There is no new posts all over the forum for third days..
I am all confuse again about the conversion between different color spaces and different white points..
Rec. 709 standard has 6503K (x=0.3127, y=0.329) white point, let's name it D65 here. DCI P3 standard has 6302K (x=0.314, y=0.351) white point, let's name it D-cinema.
If we create a conversion LUT from Rec709 to P3 which is converting everything (colour gamut, gamma and white balance) and apply this LUT to an image this image will look absolutly the same at Rec709 display (original image) and at P3 display (image through the conversion LUT). Absolutly means if the image has some white area with balanced R, G and B channels and 6500K temperature then after conversion and viewing at P3 display this area will also have 6500K temperature. This sounds clear. Same image has the same look at different standard displays with correctly applied conversion. OK, good. But.. if we have a look at waveform monitor then white area of the image will be unbalanced (B channel has the biggest level, R little bit smaller and G much smaller). This makes sense also.
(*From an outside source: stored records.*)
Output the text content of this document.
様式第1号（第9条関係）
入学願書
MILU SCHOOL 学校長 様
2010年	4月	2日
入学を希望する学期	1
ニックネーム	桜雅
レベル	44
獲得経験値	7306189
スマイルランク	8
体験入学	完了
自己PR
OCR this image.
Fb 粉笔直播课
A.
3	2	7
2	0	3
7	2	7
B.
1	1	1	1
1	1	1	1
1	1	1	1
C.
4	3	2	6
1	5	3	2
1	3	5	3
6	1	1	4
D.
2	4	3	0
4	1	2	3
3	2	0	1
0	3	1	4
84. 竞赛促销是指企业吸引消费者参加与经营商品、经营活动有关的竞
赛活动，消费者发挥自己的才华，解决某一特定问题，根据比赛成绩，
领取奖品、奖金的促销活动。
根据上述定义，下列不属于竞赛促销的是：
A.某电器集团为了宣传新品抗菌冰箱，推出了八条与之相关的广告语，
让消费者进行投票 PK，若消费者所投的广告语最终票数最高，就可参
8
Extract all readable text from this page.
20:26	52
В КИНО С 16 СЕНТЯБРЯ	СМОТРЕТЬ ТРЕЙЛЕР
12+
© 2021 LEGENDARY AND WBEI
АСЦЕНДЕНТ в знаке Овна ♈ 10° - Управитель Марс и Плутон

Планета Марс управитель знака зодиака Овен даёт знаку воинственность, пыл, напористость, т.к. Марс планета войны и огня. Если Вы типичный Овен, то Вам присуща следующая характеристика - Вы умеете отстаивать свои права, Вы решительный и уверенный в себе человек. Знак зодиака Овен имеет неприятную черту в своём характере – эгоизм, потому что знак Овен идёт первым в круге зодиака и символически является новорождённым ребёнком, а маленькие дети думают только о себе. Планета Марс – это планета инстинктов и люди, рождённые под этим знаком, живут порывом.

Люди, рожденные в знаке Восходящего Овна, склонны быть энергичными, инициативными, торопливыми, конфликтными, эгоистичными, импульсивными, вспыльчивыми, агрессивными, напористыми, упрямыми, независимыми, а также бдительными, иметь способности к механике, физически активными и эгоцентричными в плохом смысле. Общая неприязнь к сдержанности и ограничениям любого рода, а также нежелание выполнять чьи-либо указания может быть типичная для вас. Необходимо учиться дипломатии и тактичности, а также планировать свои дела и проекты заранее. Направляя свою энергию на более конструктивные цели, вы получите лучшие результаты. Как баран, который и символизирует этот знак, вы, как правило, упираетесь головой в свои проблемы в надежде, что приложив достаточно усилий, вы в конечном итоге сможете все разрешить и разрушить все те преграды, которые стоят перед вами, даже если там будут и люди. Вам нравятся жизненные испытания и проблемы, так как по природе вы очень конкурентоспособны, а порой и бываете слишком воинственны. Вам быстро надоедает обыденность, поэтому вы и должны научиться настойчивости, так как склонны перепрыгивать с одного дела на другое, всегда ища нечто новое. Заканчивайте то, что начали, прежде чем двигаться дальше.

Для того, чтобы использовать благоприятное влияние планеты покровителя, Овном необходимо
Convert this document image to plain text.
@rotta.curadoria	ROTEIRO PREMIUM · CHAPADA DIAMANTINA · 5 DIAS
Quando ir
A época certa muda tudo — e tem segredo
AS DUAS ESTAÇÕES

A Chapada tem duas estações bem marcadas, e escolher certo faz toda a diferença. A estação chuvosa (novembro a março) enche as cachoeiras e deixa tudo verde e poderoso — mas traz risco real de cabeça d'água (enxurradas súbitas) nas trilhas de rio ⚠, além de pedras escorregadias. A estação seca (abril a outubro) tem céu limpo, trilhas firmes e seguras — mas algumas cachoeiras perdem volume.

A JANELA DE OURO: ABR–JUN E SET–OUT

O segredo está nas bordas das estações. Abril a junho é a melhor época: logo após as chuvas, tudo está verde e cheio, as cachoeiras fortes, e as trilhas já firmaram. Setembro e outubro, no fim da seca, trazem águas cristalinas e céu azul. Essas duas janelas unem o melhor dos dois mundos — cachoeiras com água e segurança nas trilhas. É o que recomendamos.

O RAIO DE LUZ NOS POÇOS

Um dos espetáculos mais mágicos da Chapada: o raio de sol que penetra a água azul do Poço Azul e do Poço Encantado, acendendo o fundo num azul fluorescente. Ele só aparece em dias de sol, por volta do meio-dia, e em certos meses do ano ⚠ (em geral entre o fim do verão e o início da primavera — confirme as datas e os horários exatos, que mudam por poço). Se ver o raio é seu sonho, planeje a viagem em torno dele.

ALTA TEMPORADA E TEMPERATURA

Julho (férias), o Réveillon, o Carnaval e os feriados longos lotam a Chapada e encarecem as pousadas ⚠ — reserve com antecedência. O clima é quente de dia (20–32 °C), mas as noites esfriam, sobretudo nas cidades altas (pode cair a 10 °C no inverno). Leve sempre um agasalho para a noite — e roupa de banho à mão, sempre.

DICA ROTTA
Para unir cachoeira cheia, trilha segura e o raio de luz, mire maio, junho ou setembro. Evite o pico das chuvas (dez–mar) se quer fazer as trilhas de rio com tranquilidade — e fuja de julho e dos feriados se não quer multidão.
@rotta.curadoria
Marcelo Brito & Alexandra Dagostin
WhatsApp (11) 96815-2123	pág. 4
So, all material converted from Rec709 to P3 will look like unbalanced and shifted to blue and magenta at the vectorscope.
The main instrument of the colorist is not the only display device but the scopes also. Doesn't this mean that the same colorist will create the different look of the image if he works at P3 D-cinema display and if he works at Rec709 D65 display. And in first case white objects will have about 6300K temperature and in the second case they will be about 6500K.
What I am trying to understand, do we need to convert the white point when converting between different formats?
Again, for example, if we are grading on P3 digital cinema projector and then converting to Rec709 copy (including the white point) the image will look absolutly the same but won't it be too grinish to compare to other material which TV people are used to see?